In a poll of more than 1,500 teachers carried out by Teacher Tapp, with the findings released by the education charity Teach First, almost eight in 10 (79 per cent) said their pupils were not as ready to start work as they had been in previous years. And in another poll commissioned for the same Teach First report, almost three-quarters (72 per cent) of businesses were concerned about school leavers’ lack of soft skills.
Alumni can help.
Whilst our work is a simple concept, its impact is powerful. State school students told us, after meeting former pupils, they had a better understanding of the different pathways they might take. We saw an 18% uplift in students who left our workshops with an increased understanding that different career options are open to them, achieving above the national benchmarks. Alumni provide relatable employer encounters, whether plumbers and bricklayers, ambulance drivers and bakers, rocket scientists or accountants.
Other research has shown that the sweet spot for the number of encounters with employers to have an impact is four. Four encounters which will result in:
- Broadening young peoples’ horizons and raise their aspirations
- Excite children about subjects, increasing motivation, confidence and attitude to learning
- Challenge gender and social stereotypes
- Improve academic attainment at GCSE
- Increase young people’s earning potential
At a workshop in Wales, recently, I overheard Paige aged 13, say to an alumni volunteer ‘I
think we should do more sessions like these’. Paige had spent the last couple of hours talking to alumni who remember the very room they were in. She had the chance to speak to a Tesco store manager, a PHD student, a serial entrepreneur and business owner, an NHS Director, a youth worker and a social enterprise Director. Five people from all walks of life but with one thing in common; they went to Paige’s school. And they had an impact on Paige.
In a separate session, Nigel told us: “It has helped me to be my best self”. And a year 11 student at Bexhill High said: “The session has made me want to push myself, get the best grade I can get to keep my options open”.

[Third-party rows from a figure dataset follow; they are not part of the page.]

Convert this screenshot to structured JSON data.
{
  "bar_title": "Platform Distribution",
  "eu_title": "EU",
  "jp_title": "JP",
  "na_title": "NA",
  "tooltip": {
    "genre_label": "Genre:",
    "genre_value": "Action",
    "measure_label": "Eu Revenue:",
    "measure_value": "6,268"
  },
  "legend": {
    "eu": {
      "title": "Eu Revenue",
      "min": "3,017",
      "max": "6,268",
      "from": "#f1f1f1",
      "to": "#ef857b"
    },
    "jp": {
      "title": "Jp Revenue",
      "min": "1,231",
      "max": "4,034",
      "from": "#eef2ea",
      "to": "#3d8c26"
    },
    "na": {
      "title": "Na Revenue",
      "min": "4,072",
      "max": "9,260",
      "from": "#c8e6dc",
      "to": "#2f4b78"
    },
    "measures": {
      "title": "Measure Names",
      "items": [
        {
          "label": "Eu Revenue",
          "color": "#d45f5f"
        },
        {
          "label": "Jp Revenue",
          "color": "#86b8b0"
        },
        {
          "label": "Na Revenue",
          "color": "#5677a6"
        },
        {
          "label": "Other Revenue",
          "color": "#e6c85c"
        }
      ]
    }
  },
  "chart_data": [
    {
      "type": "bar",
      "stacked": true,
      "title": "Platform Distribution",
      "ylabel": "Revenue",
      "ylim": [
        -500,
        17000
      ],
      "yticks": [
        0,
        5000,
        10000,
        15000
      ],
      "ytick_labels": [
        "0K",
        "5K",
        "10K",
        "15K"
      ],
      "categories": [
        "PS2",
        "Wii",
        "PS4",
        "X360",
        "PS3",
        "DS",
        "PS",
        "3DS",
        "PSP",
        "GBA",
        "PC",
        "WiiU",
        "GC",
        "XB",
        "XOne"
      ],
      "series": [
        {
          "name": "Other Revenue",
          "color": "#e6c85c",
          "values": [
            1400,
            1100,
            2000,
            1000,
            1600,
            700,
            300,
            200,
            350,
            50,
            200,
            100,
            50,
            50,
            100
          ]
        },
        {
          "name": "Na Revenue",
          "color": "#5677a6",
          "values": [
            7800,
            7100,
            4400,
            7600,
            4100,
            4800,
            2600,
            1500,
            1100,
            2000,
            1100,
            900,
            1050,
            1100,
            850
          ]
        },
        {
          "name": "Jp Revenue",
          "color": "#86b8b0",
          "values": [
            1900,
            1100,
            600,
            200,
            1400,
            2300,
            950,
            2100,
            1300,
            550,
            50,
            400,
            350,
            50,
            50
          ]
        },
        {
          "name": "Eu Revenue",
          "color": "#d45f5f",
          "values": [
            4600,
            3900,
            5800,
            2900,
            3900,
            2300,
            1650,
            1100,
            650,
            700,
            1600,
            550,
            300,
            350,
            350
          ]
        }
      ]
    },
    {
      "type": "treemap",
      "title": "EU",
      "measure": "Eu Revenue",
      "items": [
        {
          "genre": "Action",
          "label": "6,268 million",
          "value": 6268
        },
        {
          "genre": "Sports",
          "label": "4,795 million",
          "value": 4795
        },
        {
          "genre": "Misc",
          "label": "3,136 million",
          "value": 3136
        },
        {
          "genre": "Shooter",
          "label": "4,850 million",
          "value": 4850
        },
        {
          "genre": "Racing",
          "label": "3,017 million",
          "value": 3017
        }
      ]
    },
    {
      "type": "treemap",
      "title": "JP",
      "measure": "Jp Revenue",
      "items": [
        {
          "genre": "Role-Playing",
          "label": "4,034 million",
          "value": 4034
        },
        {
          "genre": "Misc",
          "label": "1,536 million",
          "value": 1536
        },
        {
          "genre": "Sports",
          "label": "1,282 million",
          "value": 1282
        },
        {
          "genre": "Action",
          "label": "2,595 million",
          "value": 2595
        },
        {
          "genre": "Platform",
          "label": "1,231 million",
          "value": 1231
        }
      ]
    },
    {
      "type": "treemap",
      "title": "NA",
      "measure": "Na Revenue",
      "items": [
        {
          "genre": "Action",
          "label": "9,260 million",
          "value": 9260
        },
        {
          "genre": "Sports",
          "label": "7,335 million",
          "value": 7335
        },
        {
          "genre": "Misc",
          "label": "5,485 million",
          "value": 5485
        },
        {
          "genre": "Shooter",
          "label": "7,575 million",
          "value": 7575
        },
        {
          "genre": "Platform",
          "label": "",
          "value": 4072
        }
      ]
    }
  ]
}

School teaches us life skills
From time to time, we will all reflect on our time in school. Many of us will share wonderful memories and for some, not-so-wonderful memories. Sometimes, we hear people criticise school for not teaching them things relevant to the outside world. Our evidence disagrees. When our alumni volunteers go into schools, they share insights into their lives and their pathways; the conversation is so varied that last year we saw, on average, a 17% increase in the number of students who can see that what they learn in school is relevant to life outside of school. Alumni help young people connect their learning to the world around them: maths is necessary for scaling recipes, playing football and fitting carpets (and a lot more besides!).
The possibilities are endless
At Paige’s school, her teacher said they ‘chose students that needed a bit of extra support and exposure. Some of them don’t have positive role models at home’. Imagine the power meeting roles models can have when embedded into a child’s life at school, right through each phase of their education. Alumni networks grow in power over time – and they are easy to sustain: you just sign up school leavers every year and keep them engaged!
The transition from Primary to Secondary would be easier, the choices students make during their teenage years will be more informed, our young people would go through school feeling more equipped, more confident and more knowledgeable about what awaits them outside of the school gates. Alumni are an untapped but proven resource to help with this every step of the way.
But they are more than that too. Using our new technology, we see a world where all pupils have meaningful connections to people who can help them. Connections to volunteers who can advise and guide, provide internships, apprenticeships, work experience and promote job opportunities. We all know that professional networks work: that’s why all young people should have one.
Our end goal is simple, that every state school student has the tools and network to be what they can see. We are just at the beginning of this journey.